Jayneen Sanders talks about how to teach your kids to protect themselves against sexual abuse.
As I find myself, and the children’s book I have written, more and more in the media, I find I am well and truly out of my comfort zone. I am by no means media savvy. Prior to the book’s publication, I have never spoken on the radio (well, once on talkback and I became so nervous I hung up) or been on TV. I am just your ordinary, everyday mother of three and primary school teacher. So when asked to talk on radio or television my nerves really start to kick in, and I am well and truly out of my comfort zone. But I tell myself to be brave, you can do this, you have something important to say.
My book, Some Secrets Should Never Be Kept is a book about empowering children and teaching them that their body is their body, and no-one has the right to touch it. Okay, let’s be honest: what it’s really about is sexual abuse prevention, and that takes everyone out of their comfort zone. Parents in particular. Nobody wants to imagine that their child could ever be a victim of sexual abuse. But I am asking you to come out of your comfort zone and take your head out of the sand. With 1 in 4 girls and 1 in 7 boys being sexually abused before they reach 18, we can no longer ignore the elephant in the room. Most parents, when confronted with these statistics, twitch a little, look very uncomfortable and avoid eye contact, but what they are secretly saying to themselves is “That could never possibly happen to my child.” Wrong. 93% of kids know their perpetrator. It is most often someone they know well and trust in their immediate or extended family and community. Remember perpetrators groom both the parents and their children, and they are VERY skilled at it.
So let’s be honest with ourselves and look this issue square in the eye. We are not always there to watch over our kids: the first sleepover, the first school camp, the first camping trip with the neighbors, were you there? Everyone I know is comfortable with teaching water safety and road safety to their children. Not a problem. You teach your child to swim, just in case they find themselves in deep water when you’re not there. You teach them to cross the road, just in case they have to cross a busy street without you. But…do you teach your child body safety just in case someone touches them inappropriately when you’re not there? Or, do they just have to work out its wrong on their own? Rest assured the perpetrator will be telling them it’s our special secret and they must never tell anyone or … Does your child know to say, “Stop!” in a confident voice, “My body is my body and you can’t touch it!”? Does your child know to tell someone they trust about the violation straightaway, and to keep on telling until they are believed?
If the answers to these questions are “no”, then it’s time to take yourself out of your comfort zone and act!
Teaching body safety is simply that; teaching a child that their body is their body and no-one has the right to touch it. And let me reassure you that sex does not come up in the conversation nor the act of sexual abuse. When you teach road safety to your child, do you show them graphic images of road trauma? Of course, you don’t. Similarly, when you teach body safety, sex and the act of sexual abuse is never mentioned.

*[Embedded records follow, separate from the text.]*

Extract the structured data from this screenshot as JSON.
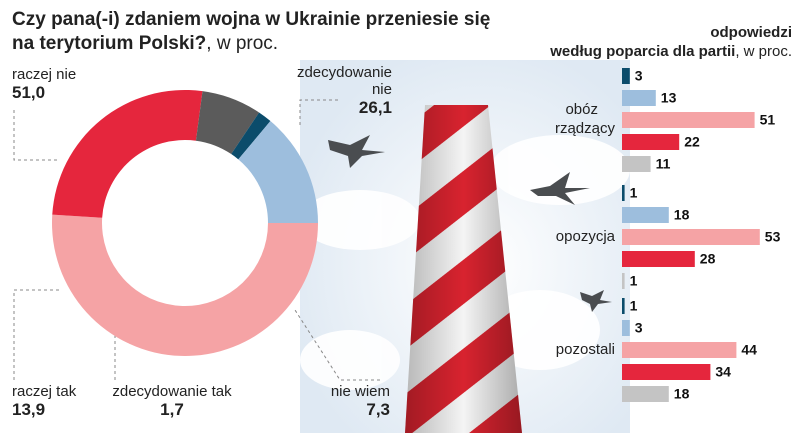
{
  "chart_data": [
    {
      "type": "pie",
      "title": "Czy pana(-i) zdaniem wojna w Ukrainie przeniesie się na terytorium Polski?",
      "subtitle": ", w proc.",
      "categories": [
        "raczej nie",
        "zdecydowanie nie",
        "nie wiem",
        "zdecydowanie tak",
        "raczej tak"
      ],
      "values": [
        51.0,
        26.1,
        7.3,
        1.7,
        13.9
      ],
      "value_labels": [
        "51,0",
        "26,1",
        "7,3",
        "1,7",
        "13,9"
      ],
      "colors": [
        "#f5a3a5",
        "#e5263d",
        "#5b5b5b",
        "#0b4c6b",
        "#9dbedd"
      ]
    },
    {
      "type": "bar",
      "title": [
        "odpowiedzi",
        "według poparcia dla partii"
      ],
      "subtitle": ", w proc.",
      "categories": [
        "obóz rządzący",
        "opozycja",
        "pozostali"
      ],
      "series": [
        {
          "color": "#0b4c6b",
          "values": [
            3,
            1,
            1
          ]
        },
        {
          "color": "#9dbedd",
          "values": [
            13,
            18,
            3
          ]
        },
        {
          "color": "#f5a3a5",
          "values": [
            51,
            53,
            44
          ]
        },
        {
          "color": "#e5263d",
          "values": [
            22,
            28,
            34
          ]
        },
        {
          "color": "#c4c4c4",
          "values": [
            11,
            1,
            18
          ]
        }
      ]
    }
  ]
}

In my opinion, teaching body safety is a joint undertaking, and BOTH parents need to be on the same page with this issue. I suggest before you begin the conversation with your child, you jointly talk about your approach, when you would like to begin and make it a conversation you both have with your child. Knowing the approach you are jointly about to embark upon is a must, so when you are with your child separately, and incidents or opportunities to talk about this subject arrive, you are equally on the same page. Keep in mind, it is a topic you will teach and nurture over time. Sorry, but a one-off session will just not cut it. Nor is it solely the mother’s responsibility because “women are good at these kinds of things”. Men, you too need to come out of your comfort zone and be part of this very important discussion with both genders of your children. You too are a parent, so parent.
In summary, I am asking both fathers and mothers not to crawl or slip gingerly out of your comfort zone but to leap out with purpose and conviction and teach body safety skills to your child. You will soon find that your comfort zone expands rapidly and you will wonder what all the angst was about. Begin early. Your child will be thankful you did. Even if they are never ever abused, and we certainly hope to God they never ever are, at least you have empowered them with the skills to stop the abuse before it begins. Once it begins, a lifetime of pain and suffering has also begun.
Note to Dads: In my experience, having my husband a part of every ‘tricky’ conversation with our three daughters (this includes the old “Where did I come from?” and “You’ve only had sex three times, right, just to have us?”) has only enhanced his relationship with them. There is nothing they would tell me that they wouldn’t tell him. It’s a wonderful thing. And he loves being such an integral part of their lives. And rightly so!